The big, rolling laugh sounded out suddenly, and Esther longed to run away. She never knew whether she were being laughed at herself, and she did not like that thought.

"May I say you will come soon?" she asked, backing a little way down the hillside.

"Wait a moment, child; I will come with you," answered the big man, turning his fossils out of his pocket, and putting them, with his hammer, inside a hollow tree. "Do you know what this letter says?"

"Oh yes; mama read it to me."

"Ah, of course. The 'little manager' must be consulted first. Well, and what does she say about it?"

"Mama? Oh, I think – "

"No, not mama; the 'little manager' herself. What do you want to do about it?"

Esther summoned up courage to reply sedately, —

"I think perhaps it might be a good plan. You see, I should get a good education then, and I should like that very much. It would be a great advantage in many ways – "

But Esther left off suddenly, for Mr. Trelawny was roaring with laughter again.

"Hear the child!" he cried to the empty air, as it seemed; "she is asked if she likes boy-playfellows, and she replies with a dissertation on the advantages of a liberal education! Hear that, ye shades of all the sages! A great advantage! – Yes, my dear, I think it will be a great advantage. You will learn to be young at last, perhaps, after being grown-up ever since you were shortened. A brace of boys will wake you up a bit, and, if I read between the lines correctly, this pair are going to turn out a precious pair of pickles."

Esther understood very little of this speech, but she tingled from head to foot with the consciousness that fun was being poked at her.

"I think mama will do as you advise about it," she said, not being able to think of anything else to say.

The big man in the rough clothes was looking down at her with a twinkle in his eyes. He got hold of her hand and made her look up at him.

"Now tell me, child – don't be afraid to speak the truth – do you want these young cubs to come, or don't you? Would it make life pleasanter to you or only a burden?"

"I don't think I can quite tell till I've tried," said Esther, shaking all over, but striving to keep her fears to herself; "but I think it might be nice to have two little boys to take care of."

"To take care of, eh? You haven't enough on your hands as it is?"

"I used often to wish I'd a brother or a sister to play with; that was before papa died. Since then I haven't had so much time to think about it, but perhaps it would be pleasant."

"You do play sometimes then?"

"Yes; when the little Polperrans come to see me, or when I go to see them."

"And you know how to do it when you try?"

Esther was a little puzzled, and answered doubtfully, —

"I know how to play the games they play. I don't know any besides."

Mr. Trelawny suddenly flung her hand away from him and burst into a great laugh.
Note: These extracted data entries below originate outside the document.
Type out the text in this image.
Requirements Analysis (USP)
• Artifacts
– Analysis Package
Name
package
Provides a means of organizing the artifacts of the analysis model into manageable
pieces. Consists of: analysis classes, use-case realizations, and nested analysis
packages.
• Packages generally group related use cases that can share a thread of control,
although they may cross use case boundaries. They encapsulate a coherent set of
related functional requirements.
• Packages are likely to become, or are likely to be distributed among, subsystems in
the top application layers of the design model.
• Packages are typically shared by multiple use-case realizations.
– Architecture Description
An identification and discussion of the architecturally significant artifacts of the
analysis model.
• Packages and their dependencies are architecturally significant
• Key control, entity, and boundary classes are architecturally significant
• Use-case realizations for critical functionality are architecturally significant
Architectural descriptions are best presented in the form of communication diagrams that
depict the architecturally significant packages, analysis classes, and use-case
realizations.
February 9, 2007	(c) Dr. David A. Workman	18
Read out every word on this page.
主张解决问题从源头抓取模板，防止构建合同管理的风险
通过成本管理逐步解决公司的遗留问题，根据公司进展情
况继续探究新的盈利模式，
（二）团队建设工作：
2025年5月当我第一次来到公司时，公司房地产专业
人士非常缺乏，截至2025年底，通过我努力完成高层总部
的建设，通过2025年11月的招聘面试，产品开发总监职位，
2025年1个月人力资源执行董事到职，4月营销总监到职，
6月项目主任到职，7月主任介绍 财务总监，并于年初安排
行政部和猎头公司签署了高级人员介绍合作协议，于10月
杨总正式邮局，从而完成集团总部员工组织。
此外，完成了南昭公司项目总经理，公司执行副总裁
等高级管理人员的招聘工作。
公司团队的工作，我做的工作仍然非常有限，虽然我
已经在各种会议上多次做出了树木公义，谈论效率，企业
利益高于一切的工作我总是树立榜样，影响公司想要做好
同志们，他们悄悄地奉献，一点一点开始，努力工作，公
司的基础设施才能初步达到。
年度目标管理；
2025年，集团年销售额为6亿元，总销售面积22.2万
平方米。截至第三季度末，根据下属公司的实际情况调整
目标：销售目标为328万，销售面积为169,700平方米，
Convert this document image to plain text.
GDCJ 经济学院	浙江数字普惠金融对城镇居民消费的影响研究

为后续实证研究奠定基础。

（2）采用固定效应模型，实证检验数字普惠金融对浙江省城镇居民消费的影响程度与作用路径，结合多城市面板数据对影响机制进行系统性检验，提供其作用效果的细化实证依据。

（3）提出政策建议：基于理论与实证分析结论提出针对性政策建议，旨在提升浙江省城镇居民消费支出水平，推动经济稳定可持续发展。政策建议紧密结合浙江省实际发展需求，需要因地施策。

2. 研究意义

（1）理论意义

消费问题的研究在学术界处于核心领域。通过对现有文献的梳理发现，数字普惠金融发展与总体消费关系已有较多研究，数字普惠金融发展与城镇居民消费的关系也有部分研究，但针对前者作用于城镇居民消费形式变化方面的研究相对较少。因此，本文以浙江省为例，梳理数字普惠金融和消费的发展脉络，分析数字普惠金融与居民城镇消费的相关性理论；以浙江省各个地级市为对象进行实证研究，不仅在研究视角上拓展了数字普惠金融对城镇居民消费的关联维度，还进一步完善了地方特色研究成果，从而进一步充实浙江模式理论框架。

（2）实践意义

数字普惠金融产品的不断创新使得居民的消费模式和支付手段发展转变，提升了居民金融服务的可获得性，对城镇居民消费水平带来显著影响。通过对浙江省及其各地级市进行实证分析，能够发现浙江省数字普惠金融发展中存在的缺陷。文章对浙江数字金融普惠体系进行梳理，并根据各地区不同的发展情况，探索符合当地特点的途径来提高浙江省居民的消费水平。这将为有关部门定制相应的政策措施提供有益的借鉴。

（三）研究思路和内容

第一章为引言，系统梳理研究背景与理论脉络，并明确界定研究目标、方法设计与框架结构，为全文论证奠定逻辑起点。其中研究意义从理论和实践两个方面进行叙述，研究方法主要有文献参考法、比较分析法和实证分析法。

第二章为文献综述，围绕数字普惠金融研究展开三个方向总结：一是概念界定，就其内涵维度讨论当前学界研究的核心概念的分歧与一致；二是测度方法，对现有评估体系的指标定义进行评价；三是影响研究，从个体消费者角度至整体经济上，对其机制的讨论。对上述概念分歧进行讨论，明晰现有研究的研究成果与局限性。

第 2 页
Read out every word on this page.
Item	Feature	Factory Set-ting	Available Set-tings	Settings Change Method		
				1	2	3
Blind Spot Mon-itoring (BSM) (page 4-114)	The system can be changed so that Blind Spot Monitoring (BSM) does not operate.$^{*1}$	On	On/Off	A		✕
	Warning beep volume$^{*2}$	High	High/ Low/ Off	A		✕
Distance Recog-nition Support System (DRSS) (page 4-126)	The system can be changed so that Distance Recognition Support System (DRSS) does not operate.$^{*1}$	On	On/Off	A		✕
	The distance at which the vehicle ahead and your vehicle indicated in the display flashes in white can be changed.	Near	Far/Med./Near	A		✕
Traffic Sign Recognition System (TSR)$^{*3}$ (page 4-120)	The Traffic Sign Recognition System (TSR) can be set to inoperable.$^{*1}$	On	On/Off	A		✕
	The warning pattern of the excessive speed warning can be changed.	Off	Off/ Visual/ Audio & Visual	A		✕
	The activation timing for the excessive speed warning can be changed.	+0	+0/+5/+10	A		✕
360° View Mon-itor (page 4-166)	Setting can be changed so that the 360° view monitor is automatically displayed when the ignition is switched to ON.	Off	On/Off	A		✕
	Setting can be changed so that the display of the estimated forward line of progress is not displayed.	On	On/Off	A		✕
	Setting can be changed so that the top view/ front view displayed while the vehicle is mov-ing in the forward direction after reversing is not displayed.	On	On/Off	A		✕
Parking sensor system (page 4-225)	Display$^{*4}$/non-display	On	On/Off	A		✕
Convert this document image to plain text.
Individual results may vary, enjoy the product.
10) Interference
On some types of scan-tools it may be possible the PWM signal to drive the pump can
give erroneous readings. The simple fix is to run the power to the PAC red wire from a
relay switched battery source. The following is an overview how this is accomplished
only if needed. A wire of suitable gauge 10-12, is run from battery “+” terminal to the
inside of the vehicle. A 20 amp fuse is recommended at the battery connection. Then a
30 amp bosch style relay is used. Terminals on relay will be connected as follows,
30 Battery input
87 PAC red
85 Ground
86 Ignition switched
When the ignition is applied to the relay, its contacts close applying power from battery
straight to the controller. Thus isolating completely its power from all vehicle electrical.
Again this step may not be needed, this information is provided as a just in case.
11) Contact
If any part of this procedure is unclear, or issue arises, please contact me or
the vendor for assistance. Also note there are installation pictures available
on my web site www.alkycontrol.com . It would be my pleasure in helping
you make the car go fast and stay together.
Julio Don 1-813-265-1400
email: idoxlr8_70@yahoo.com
"I think I shall advise your mother to import these two young monkeys," he said over his shoulder; and to Esther's great relief, she was allowed to walk the rest of the way home by herself, Mr. Trelawny striding on at a great rate, and muttering to himself all the while, as was his habit.

Later on, when he had gone back again, and Esther crept in her mouse-like fashion to her mother's side, she found her closing a letter she had just written.

"Mr. Trelawny advises me to have the boys, dear," she said; "so I have been writing to your uncle. I suppose it is the best thing to do, especially as Mr. Trelawny has undertaken to find a suitable tutor. That would have been difficult for me; but he is a clever man, and knows the world. He will be sure to select the right person."

"Yes, mama," said Esther gently; but she shook in her shoes the while. A tutor selected by Mr. Trelawny might surely be a very terrible person. Suppose he came from underground, and was a sort of magician himself!